Age-related eye diseases:
Age-related macular degeneration (AMD) begins with blurred central vision and is the #1 cause of vision loss in adults 50+. Risk is higher for adults over 60, smokers, Caucasians, and people with a family history of AMD.
Cataracts are caused by protein buildup, UV exposure, or aging, and they appear as cloudy areas in the lens. They are most common among older adults and cause blurred vision, reduced and/or increased sensitivity to light and color, double vision and poor night vision. Cataracts are correctable through surgical removal that can restore the vision.
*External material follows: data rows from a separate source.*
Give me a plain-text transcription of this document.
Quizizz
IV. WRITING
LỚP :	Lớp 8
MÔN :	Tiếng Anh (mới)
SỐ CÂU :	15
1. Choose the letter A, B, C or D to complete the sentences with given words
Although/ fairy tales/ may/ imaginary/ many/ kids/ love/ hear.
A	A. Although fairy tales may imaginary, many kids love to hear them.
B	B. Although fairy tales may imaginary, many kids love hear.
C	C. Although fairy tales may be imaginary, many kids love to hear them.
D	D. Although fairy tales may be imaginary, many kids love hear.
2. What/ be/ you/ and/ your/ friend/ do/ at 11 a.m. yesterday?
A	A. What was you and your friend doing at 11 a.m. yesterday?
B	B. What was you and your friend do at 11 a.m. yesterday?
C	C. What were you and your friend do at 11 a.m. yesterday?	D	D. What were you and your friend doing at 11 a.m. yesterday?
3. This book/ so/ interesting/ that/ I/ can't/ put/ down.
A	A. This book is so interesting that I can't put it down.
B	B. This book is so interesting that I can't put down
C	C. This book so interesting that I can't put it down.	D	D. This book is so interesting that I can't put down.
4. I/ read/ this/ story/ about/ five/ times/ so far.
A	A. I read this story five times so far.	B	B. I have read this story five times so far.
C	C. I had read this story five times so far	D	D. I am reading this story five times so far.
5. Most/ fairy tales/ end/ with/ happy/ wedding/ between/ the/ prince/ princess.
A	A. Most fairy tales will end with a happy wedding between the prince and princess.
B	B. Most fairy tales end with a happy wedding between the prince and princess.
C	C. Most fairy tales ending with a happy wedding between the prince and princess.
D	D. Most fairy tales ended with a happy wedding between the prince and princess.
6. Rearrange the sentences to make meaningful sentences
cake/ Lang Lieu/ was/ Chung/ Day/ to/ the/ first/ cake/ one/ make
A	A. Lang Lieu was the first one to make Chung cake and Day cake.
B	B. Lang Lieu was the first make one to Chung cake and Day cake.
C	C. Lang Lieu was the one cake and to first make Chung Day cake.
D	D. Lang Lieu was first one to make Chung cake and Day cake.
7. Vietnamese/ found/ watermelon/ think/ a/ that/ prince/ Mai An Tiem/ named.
Diabetic retinopathy is caused by damaged blood vessels in the retina. At first, there may be no symptoms or mild vision problems, but it can progress to blindness. The longer you live with diabetes, the more it can progress. Routine diabetic eye care is essential for Type 1 and Type 2 diabetic patients of all ages.
Glaucoma damages the optic nerve, which is vital for good vision. Deterioration of the optic nerve can create blind spots in your field of vision. It can be caused by high pressure in your eye and is the leading cause of blindness in people over 60 since it is irreversible.
Schedule an eye exam with an optometrist to learn more about age-related eye conditions and their risks.
What can an optometrist do?
The best way to protect your vision is to see an optometrist and keep up with routine eye exams that screen for age-related eye conditions. This is a good way to notice subtle or no symptom vision changes before they get to an advanced stage.
Treatment & referrals
An optometrist who works in vision care for seniors can:
- Diagnose and treat glaucoma with prescribed medication
- Order lab tests for diagnosis or treatment of eye disease
- Prescribe glasses or contact lenses
- Provide vision therapy
If you are diagnosed with a serious/advanced eye disease, an optometrist will refer you to a specialist (ophthalmologist) depending on the needed treatment.
Your optometrist may recommend low-vision treatment options to help you with your vision impairment. These devices and products include:
- Magnifiers (hand-held, wearable, or stand)
- Miniature telescopes
- Text-to-speech readers
- Video magnifiers that enlarge, brighten, or increase the contrast in video displays
- Your optometrist can give you options for a variety of adaptive technologies and products capable of helping seniors maintain independence with vision loss.
You may also be referred to low-vision rehabilitation services. These specialized low-vision professionals work with older adults to maintain or improve quality of life with impaired vision.